If there is one thing that makes my blood boil, it is when unscrupulous people take advantage of immigrants - and unfortunately, there are many such people. From individuals like notarios and immigration consultants who deceive people seeking immigration benefits with false promises or outright fraud, to employers who mistreat, abuse or fail to pay immigrants after working - in many cases - under deplorable conditions.

Among those exposed to this type of abuse are farm workers who come to the United States under the H-2A visa program, which allows agricultural producers to bring in temporary employees to work in fields and on farms.

Periodically we learn of terrible cases of abuse. U.S. Department of Labor investigators recently uncovered one such case in El Mirage, Arizona, where G Farms had approximately 70 farm workers on H-2A visas forced to live in inhumane conditions.

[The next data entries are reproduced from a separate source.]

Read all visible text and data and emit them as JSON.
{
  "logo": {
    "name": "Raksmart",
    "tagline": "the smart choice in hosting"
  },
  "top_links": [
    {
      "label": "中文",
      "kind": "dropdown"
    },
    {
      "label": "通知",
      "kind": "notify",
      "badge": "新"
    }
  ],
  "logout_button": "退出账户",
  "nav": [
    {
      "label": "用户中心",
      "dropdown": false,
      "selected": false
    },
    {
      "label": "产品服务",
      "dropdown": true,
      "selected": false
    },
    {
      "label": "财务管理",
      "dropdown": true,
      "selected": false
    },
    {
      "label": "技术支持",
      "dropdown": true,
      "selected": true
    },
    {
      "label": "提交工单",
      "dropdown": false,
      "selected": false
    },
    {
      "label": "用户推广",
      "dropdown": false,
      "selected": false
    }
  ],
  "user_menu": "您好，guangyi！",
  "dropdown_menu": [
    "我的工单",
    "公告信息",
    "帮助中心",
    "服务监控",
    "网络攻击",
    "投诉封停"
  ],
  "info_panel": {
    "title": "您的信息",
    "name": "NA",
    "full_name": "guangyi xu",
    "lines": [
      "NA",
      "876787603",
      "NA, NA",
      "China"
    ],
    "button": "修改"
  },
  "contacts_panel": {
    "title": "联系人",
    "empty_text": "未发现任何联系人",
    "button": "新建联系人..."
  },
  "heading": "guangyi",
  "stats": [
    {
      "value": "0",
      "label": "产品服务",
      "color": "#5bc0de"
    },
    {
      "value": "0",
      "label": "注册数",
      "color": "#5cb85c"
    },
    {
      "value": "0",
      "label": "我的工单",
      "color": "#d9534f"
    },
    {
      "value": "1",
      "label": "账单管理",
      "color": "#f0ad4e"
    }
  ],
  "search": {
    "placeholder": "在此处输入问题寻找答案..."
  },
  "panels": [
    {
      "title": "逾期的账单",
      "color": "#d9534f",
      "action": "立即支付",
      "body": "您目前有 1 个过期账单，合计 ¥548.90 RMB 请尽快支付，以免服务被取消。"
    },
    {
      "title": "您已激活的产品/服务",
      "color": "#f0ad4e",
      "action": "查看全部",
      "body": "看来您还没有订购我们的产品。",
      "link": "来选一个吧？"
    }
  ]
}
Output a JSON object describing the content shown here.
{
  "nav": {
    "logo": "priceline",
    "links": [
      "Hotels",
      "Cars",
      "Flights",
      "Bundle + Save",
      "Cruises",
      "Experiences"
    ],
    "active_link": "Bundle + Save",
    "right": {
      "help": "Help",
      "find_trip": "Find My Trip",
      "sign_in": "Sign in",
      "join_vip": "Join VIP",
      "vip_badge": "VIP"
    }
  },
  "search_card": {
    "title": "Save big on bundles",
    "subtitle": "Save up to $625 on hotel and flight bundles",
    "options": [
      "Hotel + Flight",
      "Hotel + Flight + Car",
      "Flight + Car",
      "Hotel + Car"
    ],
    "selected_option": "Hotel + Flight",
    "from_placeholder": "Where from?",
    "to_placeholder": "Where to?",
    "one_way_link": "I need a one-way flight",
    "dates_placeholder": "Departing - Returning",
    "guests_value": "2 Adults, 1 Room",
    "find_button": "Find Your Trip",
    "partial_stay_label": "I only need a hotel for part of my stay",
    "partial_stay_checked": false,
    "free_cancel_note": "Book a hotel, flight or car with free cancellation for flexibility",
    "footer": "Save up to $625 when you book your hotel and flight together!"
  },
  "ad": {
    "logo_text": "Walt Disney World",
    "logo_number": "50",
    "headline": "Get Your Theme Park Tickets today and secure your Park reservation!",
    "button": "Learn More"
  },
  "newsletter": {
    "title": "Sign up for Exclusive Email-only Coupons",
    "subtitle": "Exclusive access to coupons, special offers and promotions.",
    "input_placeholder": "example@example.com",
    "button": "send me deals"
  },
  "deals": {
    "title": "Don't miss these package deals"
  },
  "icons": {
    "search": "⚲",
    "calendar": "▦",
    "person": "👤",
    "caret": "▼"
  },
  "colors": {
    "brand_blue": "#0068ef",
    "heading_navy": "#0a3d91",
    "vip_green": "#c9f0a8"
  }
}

What makes the situation even worse and more embarrassing is that the owner and supervisor of the farm are Latino. Their names are Santiago Gonzalez and Arturo Valdez Castro, respectively.

Immigration law stipulates that in order to bring in foreign workers under the H-2A program, they must be provided with free housing.

But in violation of regulations, Gonzalez and his administrators set up a makeshift camp of unsanitary buses and trailers with no windows or proper ventilation, where farm workers slept huddled together with little space between them. And a trailer that served as a portable toilet had no drainage system and usually had stagnant water. An electrical cord to light the toilet exposed workers to electrocution.

G-Farms bus
One of the buses where G Farms housed its farm workers.
(Photo: U.S. Department of Labor)

Investigators also found that farmworkers were working overtime, but were not being paid their full wages.

The Secretary of Labor, Alexander Acosta, announced this month that more aggressive measures will be taken to prevent this type of abuse.

In the case of G Farms, a judge authorized a preliminary injunction against the farm, its owner Santiago Gonzalez, his supervisor Arturo Valdez Castro, and LeFelco and Raul Leon (G Farms agents who prepared the H-2A applications and recruited the foreign workers) that prohibits the use of the illegal housing where the farmworkers were held and forces them to house them in an apartment complex for the remainder of the 2017 season.

unsanitary housing at G Farms
Investigators found unsanitary and hazardous conditions in precarious farmworker camps at G Farms (Photo: U.S. Department of Labor).

Often, farmworkers do not complain because they need the work, they are threatened, or because they do not know they have rights.

Rights of temporary agricultural workers with H-2A visas

  1. Have a written description of the working conditions, including details on salary, housing and duration of employment before starting work.
  1. Receive a minimum wage stipulated by the government.
  1. Access to free clean and safe housing provided by the employer.
  1. Receive compensation in the event of a work-related accident or illness.
  1. Return to your home country for any reason before your employment contract expires.
  1. Employers, recruiters or representatives of the company no may withhold workers' passports.
  1. Be able to travel temporarily to visit family members and return to the U.S. if your H-2A visa is valid.
  1. They do not have to pay U.S. Social Security or Medicare taxes.
  1. The employer must reimburse you for your transportation expenses from your country to your place of work when you complete half of the contract period. You must also pay the costs of returning to your country at the end of your contract.
  1. If you are a victim of mistreatment, fraud or labor exploitation, you can file a complaint and receive assistance from the U.S. Department of Labor's Wage and Hour Section by calling 1-866-487-9243.